Renungan Harian
Senin, 21 Juni 2021
PW. St. Aloysius Gonzaga
Bacaan I: Kej. 12: 1-9
Injil: Mat. 7: 1-5
PADA suatu kali, kami mengadakan evaluasi untuk Perayaan Natal di paroki. Dalam pertemuan itu, semua seksi menyampaikan evaluasi atas apa yang telah dikerjakan, apa yang sudah baik, apa yang mendukung dan menunjang kerjanya.
Selain itu juga disampaikan apa yang kurang baik dan mengapa.
Selain mengevaluasi pekerjaan sendiri, juga penting memberikan evaluasi atas pekerjaan teman lain demi kemajuan di masa datang.
Hal yang paling penting dalam pertemuan itu masing-masing mengungkapkan perasaannya menjalani tugas yang dipercayakan kepadanya.
Pertemuan berjalan dengan baik, diselingi dengan gelak tawa yang menyenangkan. Mereka dengan jujur mengevaluasi diri sendiri dan ketika kinerjanya dievaluasi orang lain tidak menjadi sakit hati.
Di samping itu refleksi atas pelaksanaan tugas luar biasa menarik, karena mereka mampu menemukan nilai-nilai positif bagi diri mereka dan melihat betapa banyak rahmat yang dialami.
Salah satu hal yang dilihat oleh semua sebagai kekurangan adalah antisipasi atas kehadiran umat dalam jumlah yang amat banyak.
Kejadian itu adalah kejadian luar biasa karena selama ini belum pernah terjadi.
Umat yang hadir amat banyak, sehingga kursi-kursi yang disediakan di halaman gereja tidak mencukupi. Padahal, semua kursi yang ada termasuk kursi-kursi pastoran digunakan tetap tidak mencukupi.
Selain jumlah kursi yang tidak mencukupi, konsumsi untuk umat juga amat kurang.
Atas kejadian yang kurang mengenakkan itu hampir semua panitia memaklumi mengingat peristiwa itu adalah kejadian yang luar biasa.
Semua sadar bahwa menurut perhitungan semua cukup bahkan berlebih, tetapi hal yang tidak diduga begitu banyak umat yang hadir.
Namun ternyata ada seorang bapak yang mengevaluasi kejadian itu dengan sinis.

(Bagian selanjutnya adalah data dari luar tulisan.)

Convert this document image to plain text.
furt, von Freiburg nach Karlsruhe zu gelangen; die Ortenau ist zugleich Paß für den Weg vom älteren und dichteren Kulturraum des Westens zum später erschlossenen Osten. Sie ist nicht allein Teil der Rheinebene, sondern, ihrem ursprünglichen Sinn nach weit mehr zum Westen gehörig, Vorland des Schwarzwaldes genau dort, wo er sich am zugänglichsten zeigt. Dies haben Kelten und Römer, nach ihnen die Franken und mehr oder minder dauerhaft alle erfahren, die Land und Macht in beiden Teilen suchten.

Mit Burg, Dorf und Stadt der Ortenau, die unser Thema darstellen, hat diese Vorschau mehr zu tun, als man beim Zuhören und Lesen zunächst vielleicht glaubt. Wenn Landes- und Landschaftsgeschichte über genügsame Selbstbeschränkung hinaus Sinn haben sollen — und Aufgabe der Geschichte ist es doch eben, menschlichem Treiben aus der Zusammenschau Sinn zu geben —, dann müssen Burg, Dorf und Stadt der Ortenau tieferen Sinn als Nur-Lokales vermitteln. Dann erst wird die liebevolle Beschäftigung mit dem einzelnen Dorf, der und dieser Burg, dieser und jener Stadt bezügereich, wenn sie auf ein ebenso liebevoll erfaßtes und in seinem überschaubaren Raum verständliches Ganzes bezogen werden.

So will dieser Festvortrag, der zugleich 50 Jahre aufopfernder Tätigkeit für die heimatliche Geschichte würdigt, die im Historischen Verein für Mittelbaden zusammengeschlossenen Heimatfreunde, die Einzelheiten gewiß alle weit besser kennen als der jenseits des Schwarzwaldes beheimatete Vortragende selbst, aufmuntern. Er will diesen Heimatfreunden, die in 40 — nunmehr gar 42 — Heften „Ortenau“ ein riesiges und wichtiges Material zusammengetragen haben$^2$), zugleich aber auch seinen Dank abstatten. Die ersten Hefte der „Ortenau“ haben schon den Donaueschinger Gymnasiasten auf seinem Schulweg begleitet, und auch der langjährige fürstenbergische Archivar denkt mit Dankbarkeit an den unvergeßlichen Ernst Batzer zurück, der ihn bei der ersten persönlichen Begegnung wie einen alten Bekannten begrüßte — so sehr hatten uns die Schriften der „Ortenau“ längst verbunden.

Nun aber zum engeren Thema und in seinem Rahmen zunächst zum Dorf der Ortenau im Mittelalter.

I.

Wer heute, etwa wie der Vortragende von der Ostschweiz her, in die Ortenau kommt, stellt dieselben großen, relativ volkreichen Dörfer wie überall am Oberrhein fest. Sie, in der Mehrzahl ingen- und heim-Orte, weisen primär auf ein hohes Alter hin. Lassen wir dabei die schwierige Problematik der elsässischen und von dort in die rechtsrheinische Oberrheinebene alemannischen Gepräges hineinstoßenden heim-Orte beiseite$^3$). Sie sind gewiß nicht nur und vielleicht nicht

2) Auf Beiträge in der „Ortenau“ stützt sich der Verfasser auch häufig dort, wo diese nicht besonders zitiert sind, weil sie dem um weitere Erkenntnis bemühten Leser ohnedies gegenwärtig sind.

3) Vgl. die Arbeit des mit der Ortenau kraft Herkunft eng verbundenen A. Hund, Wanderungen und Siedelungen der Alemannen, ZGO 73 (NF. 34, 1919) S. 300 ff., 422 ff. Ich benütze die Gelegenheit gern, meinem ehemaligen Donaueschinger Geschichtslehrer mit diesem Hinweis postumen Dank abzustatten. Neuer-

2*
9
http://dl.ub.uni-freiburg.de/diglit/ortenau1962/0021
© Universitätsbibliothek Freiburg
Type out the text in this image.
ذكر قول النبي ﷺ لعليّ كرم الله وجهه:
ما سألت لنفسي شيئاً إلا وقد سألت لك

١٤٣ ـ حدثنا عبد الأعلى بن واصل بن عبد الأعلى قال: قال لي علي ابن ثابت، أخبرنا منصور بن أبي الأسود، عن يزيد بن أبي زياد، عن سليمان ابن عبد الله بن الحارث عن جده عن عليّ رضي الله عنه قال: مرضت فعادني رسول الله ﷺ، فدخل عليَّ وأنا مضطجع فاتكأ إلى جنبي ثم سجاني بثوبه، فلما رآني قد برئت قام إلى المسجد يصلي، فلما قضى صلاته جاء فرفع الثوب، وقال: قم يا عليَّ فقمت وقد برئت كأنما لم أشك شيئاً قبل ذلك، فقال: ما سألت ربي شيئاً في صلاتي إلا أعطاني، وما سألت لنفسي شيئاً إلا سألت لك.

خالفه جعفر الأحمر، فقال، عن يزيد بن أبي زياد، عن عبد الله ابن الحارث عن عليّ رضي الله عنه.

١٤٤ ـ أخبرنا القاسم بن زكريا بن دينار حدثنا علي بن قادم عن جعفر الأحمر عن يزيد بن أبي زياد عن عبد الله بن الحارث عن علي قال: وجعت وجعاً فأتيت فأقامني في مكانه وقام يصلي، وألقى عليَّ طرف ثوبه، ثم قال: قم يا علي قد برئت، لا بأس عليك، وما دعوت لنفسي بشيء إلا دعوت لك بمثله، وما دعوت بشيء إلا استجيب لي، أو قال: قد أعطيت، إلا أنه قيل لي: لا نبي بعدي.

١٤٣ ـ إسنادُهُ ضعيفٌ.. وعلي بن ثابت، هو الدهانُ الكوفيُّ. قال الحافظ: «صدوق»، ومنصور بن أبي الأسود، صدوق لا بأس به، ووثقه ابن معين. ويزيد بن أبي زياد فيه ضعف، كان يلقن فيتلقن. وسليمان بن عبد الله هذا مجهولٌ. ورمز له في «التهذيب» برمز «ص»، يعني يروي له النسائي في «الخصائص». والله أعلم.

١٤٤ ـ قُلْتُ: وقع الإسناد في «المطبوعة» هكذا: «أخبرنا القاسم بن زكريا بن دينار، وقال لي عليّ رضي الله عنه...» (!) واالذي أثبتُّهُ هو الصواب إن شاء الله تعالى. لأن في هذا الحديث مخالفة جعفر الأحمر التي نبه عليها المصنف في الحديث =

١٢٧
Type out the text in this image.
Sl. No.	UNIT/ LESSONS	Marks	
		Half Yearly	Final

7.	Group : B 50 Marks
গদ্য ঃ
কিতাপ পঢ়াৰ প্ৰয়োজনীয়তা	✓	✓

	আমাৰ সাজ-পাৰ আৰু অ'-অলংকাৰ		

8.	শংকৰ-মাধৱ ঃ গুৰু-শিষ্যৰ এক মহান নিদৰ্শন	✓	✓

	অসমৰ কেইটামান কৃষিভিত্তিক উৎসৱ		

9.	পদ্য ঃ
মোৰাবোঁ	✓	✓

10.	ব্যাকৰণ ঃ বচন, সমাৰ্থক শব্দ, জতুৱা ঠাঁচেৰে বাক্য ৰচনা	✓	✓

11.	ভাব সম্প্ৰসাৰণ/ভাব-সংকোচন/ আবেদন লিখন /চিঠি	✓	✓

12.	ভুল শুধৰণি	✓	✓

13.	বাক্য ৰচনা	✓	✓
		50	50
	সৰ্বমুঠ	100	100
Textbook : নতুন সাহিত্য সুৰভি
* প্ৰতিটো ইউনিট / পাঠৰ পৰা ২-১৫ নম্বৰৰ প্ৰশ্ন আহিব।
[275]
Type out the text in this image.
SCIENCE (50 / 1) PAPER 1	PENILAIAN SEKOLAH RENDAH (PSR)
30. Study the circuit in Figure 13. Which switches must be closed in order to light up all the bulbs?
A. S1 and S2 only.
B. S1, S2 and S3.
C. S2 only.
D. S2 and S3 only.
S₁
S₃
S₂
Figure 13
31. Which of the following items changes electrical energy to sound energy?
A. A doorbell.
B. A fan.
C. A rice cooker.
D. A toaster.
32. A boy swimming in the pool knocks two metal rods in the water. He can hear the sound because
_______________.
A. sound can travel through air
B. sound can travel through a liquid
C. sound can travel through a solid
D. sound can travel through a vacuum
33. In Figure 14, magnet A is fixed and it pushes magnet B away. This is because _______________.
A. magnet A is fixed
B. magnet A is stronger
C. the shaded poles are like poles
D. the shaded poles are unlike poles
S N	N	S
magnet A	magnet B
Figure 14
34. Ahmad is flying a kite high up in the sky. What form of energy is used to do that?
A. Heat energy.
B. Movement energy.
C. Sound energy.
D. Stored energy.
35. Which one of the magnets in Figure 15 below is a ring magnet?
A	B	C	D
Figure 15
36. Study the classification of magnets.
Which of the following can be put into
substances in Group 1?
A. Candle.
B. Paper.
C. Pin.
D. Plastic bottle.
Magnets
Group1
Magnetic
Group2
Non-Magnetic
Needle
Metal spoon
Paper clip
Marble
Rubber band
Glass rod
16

Ia mengatakan peristiwa itu terjadi karena kebodohan panitia. Secara khusus, ia menuding ketua panitia yang tidak mampu mengantisipasi.
Bapak itu kesannya bukan memberi evaluasi, tetapi melampiaskan kemarahan. Kata-kata yang keluar bukan hanya agak keras, tetapi juga menjurus ke kasar dan kurang sopan.
Kami semua diam mendengarkan bapak itu mengkritik dengan keras yang intinya bahwa ini kesalahan fatal dan semua itu akibat kebodohan panitia.
Setelah bapak itu selesai memberikan evaluasinya, ketua panitia berkata:
“Maaf, bukankah bapak adalah koodinator bidang yang membidangi perlengkapan, tempat dan konsumsi. Pada saat kejadian itu bapak ada dimana?”
Mendengar kata ketua panitia itu bapak itu memberi alasan bahwa dirinya sibuk sehingga tidak bisa ikut persiapan dan pada saat acara juga tidak bisa hadir karena harus pulang kampung.
Selain itu, masih terus bicara panjang memberikan alasan bahwa dirinya tidak bisa dilibatkan dalam kesalahan itu.
Mendengar semua apa yang dikatakan bapak itu, kami saling berpandang-pandangan dan memberi isyarat kepada ketua agar pertemuan diakhiri.
Semua yang mendengarkan sepakat bahwa mendengarkan bapak itu beralasan tidak berguna karena dia hanya mau menyalahkan orang lain.
Betapa mudah dalam diri kita menghakimi orang lain, tanpa menyadari betapa sebenarnya saya lebih buruk dari orang yang saya hakimi.
Apalagi di zaman media sosial sekarang ini betapa mudah seseorang menghakimi orang lain melalui media sosial tanpa menyadari siapa dirinya atau bahkan penghakiman itu digunakan untuk menutup aib diri sendiri.
Sebagaimana sabda Tuhan hari ini sejauh diwartakan dalam Injil Matius: “Hai orang munafik, keluarkanlah dahulu balok dari matamu sendiri, maka engkau akan melihat dengan jelas untuk mengeluarkan selumbar dari mata saudaramu.”
Bagaimana dengan aku?
Apakah cenderung untuk mudah menghakimi orang lain?